If however, the Greek Government were to complete the withdrawal on the basis of ordered negotiations ("Grexit"), the ECB expects a residual value of government bonds by nearly 14 percent. And should it even create the country to negotiate a recent haircut, without having to give up the single currency, the government securities could keep at least a quarter of its original value.

As central bankers feared, the risk is high that the Greek government members "lose track and suddenly find themselves unable to settle their bills." In such a case, the rating agencies Greece would classify as necessarily insolvent, with the result that the central bank should have stopped emergency loans.

But what of Greece? How would that country fare outside the EU. The received wisdom is that they could simply print New Drachma and inflate away their debt. Tyler Durden at Zero Hedge thinks things might not be so simple for them.

Unless there is another way out ...

While Greek treasury officials are digging around in the sofa cushions to try and scrape up €2 billion by Friday (20 March) in order to pay interest due to the IMF, the ECB, and Goldman Sachs, and with celebrity Finance Minister Yanis Varoufakis doing his absolute best to sink the entire ship with a series of epic PR faux ups, where can Athens turn when Berlin and Brussels finally pull the plug on further bail outs to suport the continuation of gross incompetence in the Aegean. Reuters carried this story today:

Greek Prime Minister Alexis Tsipras will visit Moscow on April 8 after being invited to talks by Russian President Vladimir Putin, a Greek government official said on Tuesday.

Greece's government has previously said Putin had invited Tsipras to visit Moscow on May 9 and it was not immediately clear if that trip had been changed. It would be Tsipras's first official visit to Moscow since being elected in January.

So one again the Geopolitical chess player outmanoeuvres the bluffing poker players of Washington and Brussels.
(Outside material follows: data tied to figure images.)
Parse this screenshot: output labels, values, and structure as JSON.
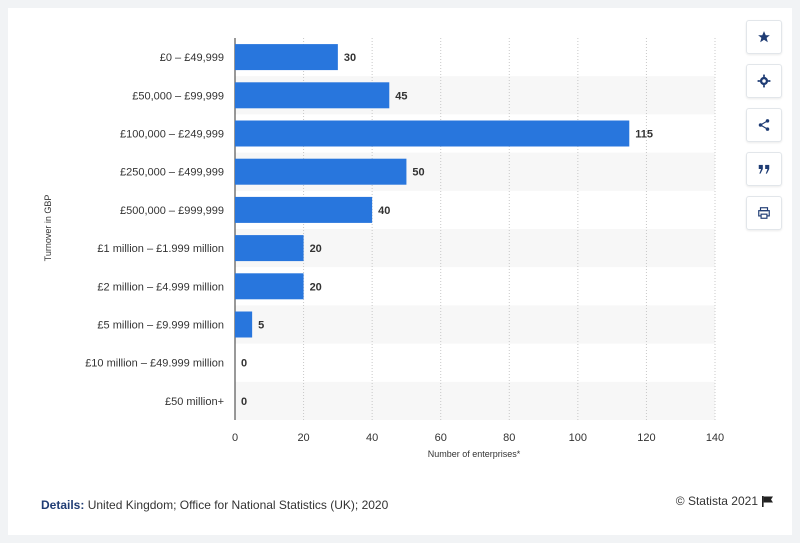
{
  "chart_data": {
    "type": "bar",
    "orientation": "horizontal",
    "categories": [
      "£0 – £49,999",
      "£50,000 – £99,999",
      "£100,000 – £249,999",
      "£250,000 – £499,999",
      "£500,000 – £999,999",
      "£1 million – £1.999 million",
      "£2 million – £4.999 million",
      "£5 million – £9.999 million",
      "£10 million – £49.999 million",
      "£50 million+"
    ],
    "values": [
      30,
      45,
      115,
      50,
      40,
      20,
      20,
      5,
      0,
      0
    ],
    "xlabel": "Number of enterprises*",
    "ylabel": "Turnover in GBP",
    "xlim": [
      0,
      140
    ],
    "xticks": [
      "0",
      "20",
      "40",
      "60",
      "80",
      "100",
      "120",
      "140"
    ],
    "grid": true,
    "bar_color": "#2876dd"
  },
  "footer": {
    "details_key": "Details:",
    "details_text": "United Kingdom; Office for National Statistics (UK); 2020",
    "credit": "© Statista 2021"
  },
  "sidebar": {
    "buttons": [
      "star-icon",
      "gear-icon",
      "share-icon",
      "quote-icon",
      "print-icon"
    ]
  }
}
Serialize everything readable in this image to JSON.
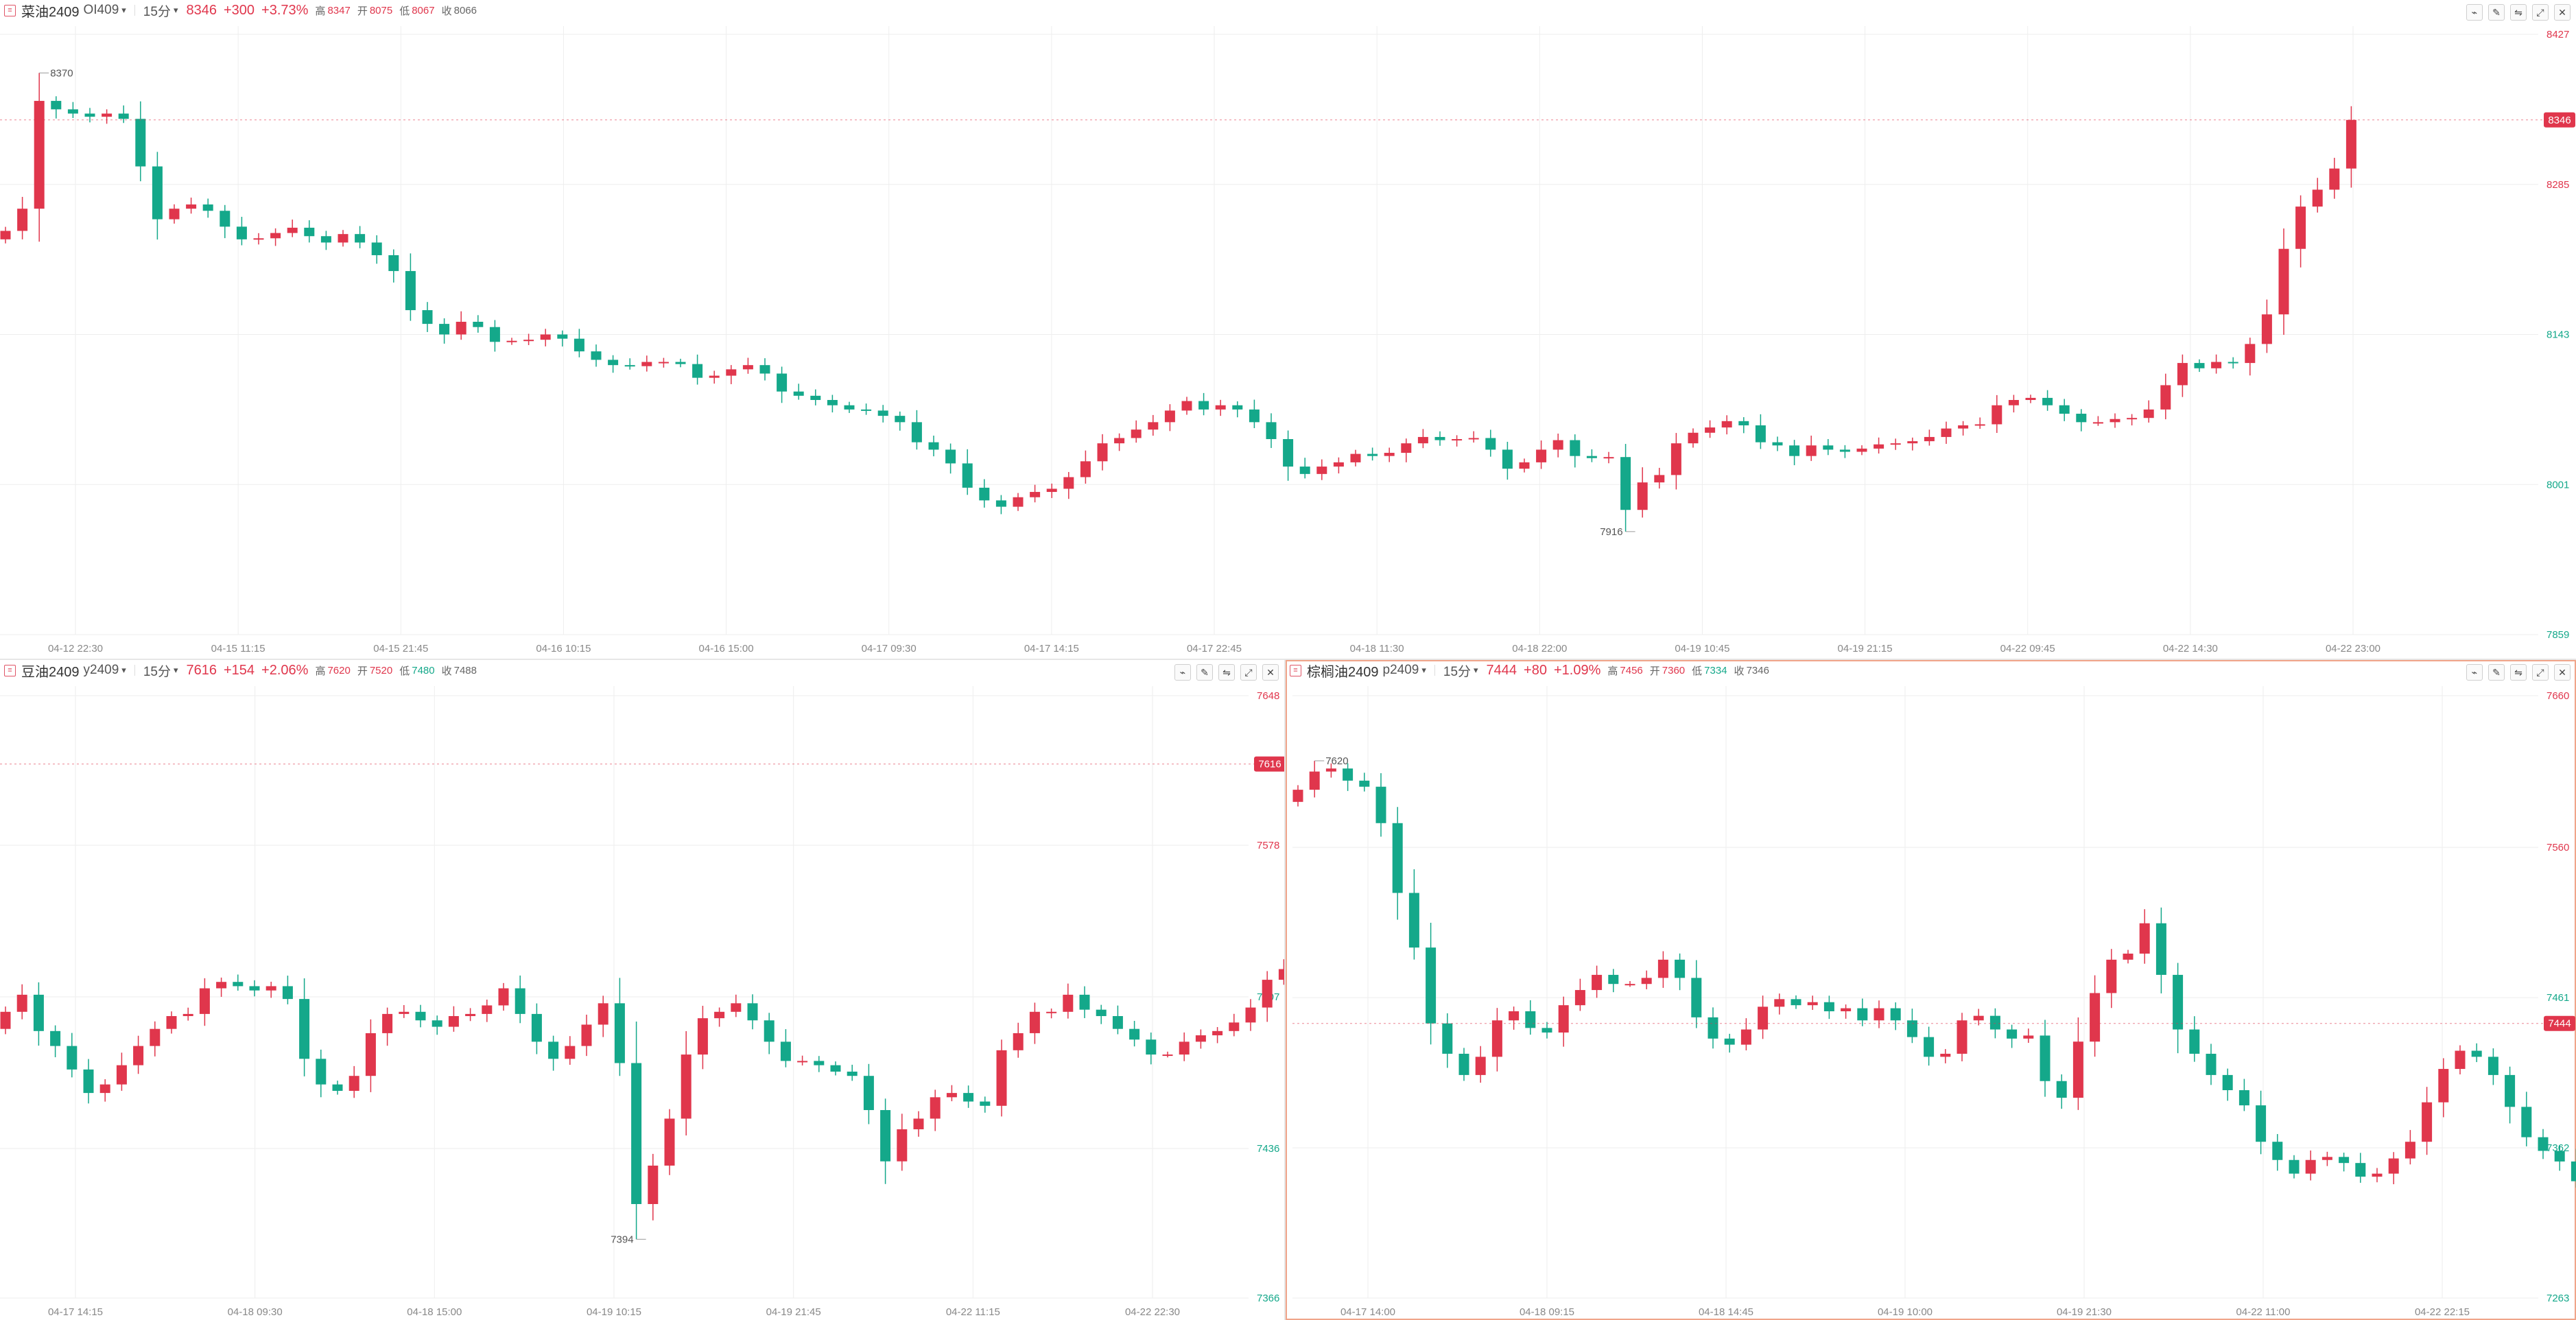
{
  "colors": {
    "up": "#e0364c",
    "down": "#14a88a",
    "grid": "#eeeeee",
    "border_active": "#f0a58a"
  },
  "panels": [
    {
      "id": "rapeseed",
      "header": {
        "name": "菜油2409",
        "code": "OI409",
        "period": "15分",
        "price": "8346",
        "change": "+300",
        "change_pct": "+3.73%",
        "high_label": "高",
        "high": "8347",
        "open_label": "开",
        "open": "8075",
        "low_label": "低",
        "low": "8067",
        "close_label": "收",
        "close": "8066"
      },
      "chart_data": {
        "type": "candlestick",
        "y_ticks": [
          "8427",
          "8285",
          "8143",
          "8001",
          "7859"
        ],
        "ylim": [
          7859,
          8427
        ],
        "x_ticks": [
          "04-12 22:30",
          "04-15 11:15",
          "04-15 21:45",
          "04-16 10:15",
          "04-16 15:00",
          "04-17 09:30",
          "04-17 14:15",
          "04-17 22:45",
          "04-18 11:30",
          "04-18 22:00",
          "04-19 10:45",
          "04-19 21:15",
          "04-22 09:45",
          "04-22 14:30",
          "04-22 23:00"
        ],
        "last_price": 8346,
        "annotations": {
          "high": "8370",
          "low": "7916"
        },
        "series_close": [
          8241,
          8262,
          8364,
          8356,
          8352,
          8349,
          8352,
          8347,
          8302,
          8252,
          8262,
          8266,
          8260,
          8245,
          8233,
          8234,
          8239,
          8244,
          8236,
          8230,
          8238,
          8230,
          8218,
          8203,
          8166,
          8153,
          8143,
          8155,
          8150,
          8136,
          8137,
          8138,
          8143,
          8139,
          8127,
          8119,
          8114,
          8113,
          8117,
          8117,
          8115,
          8102,
          8104,
          8110,
          8114,
          8106,
          8089,
          8085,
          8081,
          8076,
          8072,
          8071,
          8066,
          8060,
          8041,
          8034,
          8021,
          7998,
          7986,
          7980,
          7989,
          7994,
          7997,
          8008,
          8023,
          8040,
          8045,
          8053,
          8060,
          8071,
          8080,
          8072,
          8076,
          8072,
          8060,
          8044,
          8018,
          8011,
          8018,
          8022,
          8030,
          8028,
          8031,
          8040,
          8046,
          8043,
          8044,
          8045,
          8034,
          8016,
          8022,
          8034,
          8043,
          8028,
          8026,
          8027,
          7977,
          8003,
          8010,
          8040,
          8050,
          8055,
          8061,
          8057,
          8041,
          8038,
          8028,
          8038,
          8034,
          8032,
          8035,
          8039,
          8040,
          8042,
          8046,
          8054,
          8057,
          8058,
          8076,
          8081,
          8083,
          8076,
          8068,
          8060,
          8060,
          8063,
          8064,
          8072,
          8095,
          8116,
          8111,
          8117,
          8116,
          8134,
          8162,
          8224,
          8264,
          8280,
          8300,
          8346
        ]
      }
    },
    {
      "id": "soybean",
      "header": {
        "name": "豆油2409",
        "code": "y2409",
        "period": "15分",
        "price": "7616",
        "change": "+154",
        "change_pct": "+2.06%",
        "high_label": "高",
        "high": "7620",
        "open_label": "开",
        "open": "7520",
        "low_label": "低",
        "low": "7480",
        "close_label": "收",
        "close": "7488"
      },
      "chart_data": {
        "type": "candlestick",
        "y_ticks": [
          "7648",
          "7578",
          "7507",
          "7436",
          "7366"
        ],
        "ylim": [
          7366,
          7648
        ],
        "x_ticks": [
          "04-17 14:15",
          "04-18 09:30",
          "04-18 15:00",
          "04-19 10:15",
          "04-19 21:45",
          "04-22 11:15",
          "04-22 22:30"
        ],
        "last_price": 7616,
        "annotations": {
          "high": "7620",
          "low": "7394"
        },
        "series_close": [
          7500,
          7508,
          7491,
          7484,
          7473,
          7462,
          7466,
          7475,
          7484,
          7492,
          7498,
          7499,
          7511,
          7514,
          7512,
          7510,
          7512,
          7506,
          7478,
          7466,
          7463,
          7470,
          7490,
          7499,
          7500,
          7496,
          7493,
          7498,
          7499,
          7503,
          7511,
          7499,
          7486,
          7478,
          7484,
          7494,
          7504,
          7476,
          7410,
          7428,
          7450,
          7480,
          7497,
          7500,
          7504,
          7496,
          7486,
          7477,
          7477,
          7475,
          7472,
          7470,
          7454,
          7430,
          7445,
          7450,
          7460,
          7462,
          7458,
          7456,
          7482,
          7490,
          7500,
          7500,
          7508,
          7501,
          7498,
          7492,
          7487,
          7480,
          7480,
          7486,
          7489,
          7491,
          7495,
          7502,
          7515,
          7520,
          7528,
          7544,
          7573,
          7590,
          7609,
          7614,
          7616
        ]
      }
    },
    {
      "id": "palm",
      "header": {
        "name": "棕榈油2409",
        "code": "p2409",
        "period": "15分",
        "price": "7444",
        "change": "+80",
        "change_pct": "+1.09%",
        "high_label": "高",
        "high": "7456",
        "open_label": "开",
        "open": "7360",
        "low_label": "低",
        "low": "7334",
        "close_label": "收",
        "close": "7346"
      },
      "chart_data": {
        "type": "candlestick",
        "y_ticks": [
          "7660",
          "7560",
          "7461",
          "7362",
          "7263"
        ],
        "ylim": [
          7263,
          7660
        ],
        "x_ticks": [
          "04-17 14:00",
          "04-18 09:15",
          "04-18 14:45",
          "04-19 10:00",
          "04-19 21:30",
          "04-22 11:00",
          "04-22 22:15"
        ],
        "last_price": 7444,
        "annotations": {
          "high": "7620",
          "low": "7302"
        },
        "series_close": [
          7598,
          7610,
          7612,
          7604,
          7600,
          7576,
          7530,
          7494,
          7444,
          7424,
          7410,
          7422,
          7446,
          7452,
          7441,
          7438,
          7456,
          7466,
          7476,
          7470,
          7470,
          7474,
          7486,
          7474,
          7448,
          7434,
          7430,
          7440,
          7455,
          7460,
          7456,
          7458,
          7452,
          7454,
          7446,
          7454,
          7446,
          7435,
          7422,
          7424,
          7446,
          7449,
          7440,
          7434,
          7436,
          7406,
          7395,
          7432,
          7464,
          7486,
          7490,
          7510,
          7476,
          7440,
          7424,
          7410,
          7400,
          7390,
          7366,
          7354,
          7345,
          7354,
          7356,
          7352,
          7343,
          7345,
          7355,
          7366,
          7392,
          7414,
          7426,
          7422,
          7410,
          7389,
          7369,
          7360,
          7353,
          7340,
          7314,
          7306,
          7309,
          7312,
          7334,
          7349,
          7358,
          7370,
          7398,
          7420,
          7434,
          7444
        ]
      }
    }
  ]
}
As Syriza faces the unenviable proposition of either completely giving up on its campaign promises or plunging the Greek economy and banking system into a drachma death spiral, it appears as though Athens is playing the one card it has left, which is threatening to effectively surrender itself to the Kremlin.

As Reuters notes, this wouldn't be the first time Greece has inadvertently created speculation around the possibility that Moscow could end up being the new best friend of Europe and marginalising the USA.

Well as someone on television said, "When you play the Game Of Thrones, you win or you die." Its a pity Obama and his friends only watch reruns of The Fresh Prince Of Bel Air.